Featured Video: Infusing Innovation into the DNA of Our Culture

There are many factors that drive the current utility model for wastewater operations. With traditional values in play, we have reached difficult economic and operational challenges. In order to address these challenges, we must adapt a new mindset and new utility model to push affordability for water customers, better equipment management, and increased compliancy.
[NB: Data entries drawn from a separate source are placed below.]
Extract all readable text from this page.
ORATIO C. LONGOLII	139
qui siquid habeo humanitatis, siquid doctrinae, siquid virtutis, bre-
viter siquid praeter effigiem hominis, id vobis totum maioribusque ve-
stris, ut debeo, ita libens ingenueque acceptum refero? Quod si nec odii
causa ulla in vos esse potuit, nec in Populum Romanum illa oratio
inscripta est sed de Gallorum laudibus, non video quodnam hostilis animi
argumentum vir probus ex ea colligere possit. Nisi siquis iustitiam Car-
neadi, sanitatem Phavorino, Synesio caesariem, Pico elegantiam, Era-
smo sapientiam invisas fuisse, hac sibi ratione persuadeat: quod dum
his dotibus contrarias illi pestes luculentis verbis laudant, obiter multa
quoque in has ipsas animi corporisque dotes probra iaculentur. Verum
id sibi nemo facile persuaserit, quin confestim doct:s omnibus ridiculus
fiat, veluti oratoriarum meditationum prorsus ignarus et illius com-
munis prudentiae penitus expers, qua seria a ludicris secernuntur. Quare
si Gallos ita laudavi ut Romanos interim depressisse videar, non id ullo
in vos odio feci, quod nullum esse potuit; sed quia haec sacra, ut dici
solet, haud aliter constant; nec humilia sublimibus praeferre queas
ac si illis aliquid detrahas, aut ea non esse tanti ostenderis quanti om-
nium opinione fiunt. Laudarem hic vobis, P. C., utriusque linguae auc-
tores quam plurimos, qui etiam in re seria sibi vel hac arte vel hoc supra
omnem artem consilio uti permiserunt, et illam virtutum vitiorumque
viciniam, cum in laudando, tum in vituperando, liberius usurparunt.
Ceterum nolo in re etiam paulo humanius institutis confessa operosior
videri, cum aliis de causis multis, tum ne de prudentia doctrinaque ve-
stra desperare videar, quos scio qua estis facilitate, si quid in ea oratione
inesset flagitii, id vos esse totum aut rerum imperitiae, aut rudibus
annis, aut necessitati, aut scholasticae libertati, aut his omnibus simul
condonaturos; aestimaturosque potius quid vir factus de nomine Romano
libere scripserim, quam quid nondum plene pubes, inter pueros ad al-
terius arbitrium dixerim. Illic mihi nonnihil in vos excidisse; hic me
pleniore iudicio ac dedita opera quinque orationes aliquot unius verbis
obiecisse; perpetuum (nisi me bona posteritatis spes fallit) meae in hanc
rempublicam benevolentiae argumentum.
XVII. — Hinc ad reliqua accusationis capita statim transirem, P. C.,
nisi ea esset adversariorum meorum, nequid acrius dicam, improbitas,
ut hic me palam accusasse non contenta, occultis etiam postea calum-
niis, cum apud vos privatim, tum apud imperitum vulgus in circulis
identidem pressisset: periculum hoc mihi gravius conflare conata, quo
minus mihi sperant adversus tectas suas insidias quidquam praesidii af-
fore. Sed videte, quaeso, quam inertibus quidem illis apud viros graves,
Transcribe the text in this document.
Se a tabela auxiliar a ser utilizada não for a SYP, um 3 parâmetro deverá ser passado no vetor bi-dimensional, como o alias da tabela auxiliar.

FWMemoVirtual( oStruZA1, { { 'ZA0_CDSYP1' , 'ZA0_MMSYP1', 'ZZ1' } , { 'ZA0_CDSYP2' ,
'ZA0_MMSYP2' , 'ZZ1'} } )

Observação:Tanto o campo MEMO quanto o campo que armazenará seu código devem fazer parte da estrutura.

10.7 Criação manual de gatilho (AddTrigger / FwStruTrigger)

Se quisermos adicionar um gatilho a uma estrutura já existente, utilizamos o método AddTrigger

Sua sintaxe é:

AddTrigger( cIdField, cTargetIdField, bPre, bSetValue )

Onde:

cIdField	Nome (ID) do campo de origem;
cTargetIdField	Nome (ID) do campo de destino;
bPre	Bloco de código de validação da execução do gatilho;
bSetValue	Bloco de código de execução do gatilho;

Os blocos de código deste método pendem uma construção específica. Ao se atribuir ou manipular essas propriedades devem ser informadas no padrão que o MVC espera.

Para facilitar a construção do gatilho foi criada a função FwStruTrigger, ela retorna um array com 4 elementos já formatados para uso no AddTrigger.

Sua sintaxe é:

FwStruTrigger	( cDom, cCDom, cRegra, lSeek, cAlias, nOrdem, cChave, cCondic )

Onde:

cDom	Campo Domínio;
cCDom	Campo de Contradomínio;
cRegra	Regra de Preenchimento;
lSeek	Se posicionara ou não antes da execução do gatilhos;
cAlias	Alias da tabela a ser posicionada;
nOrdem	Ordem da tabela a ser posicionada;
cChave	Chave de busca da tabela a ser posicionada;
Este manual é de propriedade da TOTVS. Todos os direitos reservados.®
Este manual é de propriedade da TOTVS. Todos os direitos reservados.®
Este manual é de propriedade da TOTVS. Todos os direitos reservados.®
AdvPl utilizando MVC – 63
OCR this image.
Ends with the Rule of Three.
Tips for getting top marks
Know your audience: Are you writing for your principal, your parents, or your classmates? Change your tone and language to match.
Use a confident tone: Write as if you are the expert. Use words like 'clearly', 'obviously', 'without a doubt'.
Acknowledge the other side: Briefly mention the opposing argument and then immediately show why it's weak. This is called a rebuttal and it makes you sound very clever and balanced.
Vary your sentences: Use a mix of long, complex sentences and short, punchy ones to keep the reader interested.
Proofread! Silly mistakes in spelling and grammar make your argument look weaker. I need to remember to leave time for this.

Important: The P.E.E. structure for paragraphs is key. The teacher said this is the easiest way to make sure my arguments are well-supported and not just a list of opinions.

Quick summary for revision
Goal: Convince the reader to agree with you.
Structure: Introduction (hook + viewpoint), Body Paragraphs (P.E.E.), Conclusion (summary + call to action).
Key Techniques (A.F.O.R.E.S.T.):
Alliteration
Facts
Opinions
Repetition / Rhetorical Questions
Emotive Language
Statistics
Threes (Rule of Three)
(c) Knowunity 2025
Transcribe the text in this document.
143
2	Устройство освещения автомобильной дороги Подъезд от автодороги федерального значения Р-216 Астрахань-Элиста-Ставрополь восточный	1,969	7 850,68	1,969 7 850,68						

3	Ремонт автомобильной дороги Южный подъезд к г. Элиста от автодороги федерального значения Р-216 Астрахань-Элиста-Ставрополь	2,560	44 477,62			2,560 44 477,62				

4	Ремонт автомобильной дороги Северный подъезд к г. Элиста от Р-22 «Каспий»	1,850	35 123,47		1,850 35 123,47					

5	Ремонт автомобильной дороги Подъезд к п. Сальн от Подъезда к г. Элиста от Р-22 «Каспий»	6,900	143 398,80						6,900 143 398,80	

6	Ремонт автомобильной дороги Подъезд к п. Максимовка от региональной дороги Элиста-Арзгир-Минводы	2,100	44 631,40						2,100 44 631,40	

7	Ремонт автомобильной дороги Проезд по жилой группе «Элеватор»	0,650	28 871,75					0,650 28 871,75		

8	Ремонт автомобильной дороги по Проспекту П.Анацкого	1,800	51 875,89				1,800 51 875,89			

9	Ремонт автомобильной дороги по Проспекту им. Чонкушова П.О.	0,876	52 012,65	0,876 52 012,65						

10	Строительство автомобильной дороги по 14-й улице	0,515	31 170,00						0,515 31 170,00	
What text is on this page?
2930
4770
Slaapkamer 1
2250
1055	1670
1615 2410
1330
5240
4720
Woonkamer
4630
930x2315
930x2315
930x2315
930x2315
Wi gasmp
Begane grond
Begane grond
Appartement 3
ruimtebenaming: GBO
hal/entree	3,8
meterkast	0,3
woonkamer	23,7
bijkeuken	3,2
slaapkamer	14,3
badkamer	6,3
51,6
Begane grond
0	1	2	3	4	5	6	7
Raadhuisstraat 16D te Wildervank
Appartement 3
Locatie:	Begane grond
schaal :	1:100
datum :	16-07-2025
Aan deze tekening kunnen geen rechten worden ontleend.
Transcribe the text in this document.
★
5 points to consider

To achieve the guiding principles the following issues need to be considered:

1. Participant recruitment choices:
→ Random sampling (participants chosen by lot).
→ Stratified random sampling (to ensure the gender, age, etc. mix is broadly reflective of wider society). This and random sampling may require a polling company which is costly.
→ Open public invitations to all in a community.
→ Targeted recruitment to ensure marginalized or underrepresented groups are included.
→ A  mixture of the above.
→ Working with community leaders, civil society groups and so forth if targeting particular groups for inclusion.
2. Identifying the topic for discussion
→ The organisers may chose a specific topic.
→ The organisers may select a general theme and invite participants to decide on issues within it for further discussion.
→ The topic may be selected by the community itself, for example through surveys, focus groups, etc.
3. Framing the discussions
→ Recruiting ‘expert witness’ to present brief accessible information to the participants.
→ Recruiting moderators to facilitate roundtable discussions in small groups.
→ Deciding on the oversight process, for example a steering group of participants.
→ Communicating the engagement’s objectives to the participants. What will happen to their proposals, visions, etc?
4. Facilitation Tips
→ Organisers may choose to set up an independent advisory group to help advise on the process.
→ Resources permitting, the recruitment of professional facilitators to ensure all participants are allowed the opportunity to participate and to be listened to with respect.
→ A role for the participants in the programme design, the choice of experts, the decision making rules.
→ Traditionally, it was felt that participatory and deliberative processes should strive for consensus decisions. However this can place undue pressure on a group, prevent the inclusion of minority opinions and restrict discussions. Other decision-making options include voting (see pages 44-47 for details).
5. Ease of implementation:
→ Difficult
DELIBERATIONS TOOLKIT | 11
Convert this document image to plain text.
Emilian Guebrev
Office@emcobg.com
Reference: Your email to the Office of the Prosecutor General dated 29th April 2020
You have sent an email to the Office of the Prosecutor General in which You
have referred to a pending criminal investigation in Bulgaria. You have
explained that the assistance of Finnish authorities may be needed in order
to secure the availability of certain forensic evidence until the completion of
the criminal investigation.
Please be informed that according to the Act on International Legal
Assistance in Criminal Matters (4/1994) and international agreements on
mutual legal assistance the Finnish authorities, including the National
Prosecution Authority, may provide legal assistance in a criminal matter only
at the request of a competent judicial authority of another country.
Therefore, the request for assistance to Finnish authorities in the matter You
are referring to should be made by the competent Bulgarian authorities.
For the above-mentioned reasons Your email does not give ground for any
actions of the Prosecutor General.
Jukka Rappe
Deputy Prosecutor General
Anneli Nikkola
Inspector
Adapting a more innovative approach and mindset:
Our current utility practices suggest that our societal and business values coincide with "extraction, use, and waste disposal". This creates a motivation that is, at bare minimum, driven by public engagement, capital investment, and operations & maintenance. As a result our current water resources are being utilized inefficiently and ultimately running low. We must instead adapt a Resource Recovery business model for a circular economy. Focus must be shifted from regulatory compliance, utility impact, and traditional utility models to pivot toward ecological uplift, collective impact, and a transformative entrepreneurial business model. This new business model should include focus on resource recovery and watershed health as well as pump, plant, and pipe health.

The start of a new, innovative, and effective approach might be slow but can grow exponentially. Water organizations must start with efficiency and work their way to optimization, which will lead into investments for bigger ideas and new intellectual property such as smart meters, efficient pumps, proper monitoring equipment, better facilities, and so forth. Collective cooperation and corresponding mindsets will keep the industry on the same track with the addition of new water personnel and management turnover.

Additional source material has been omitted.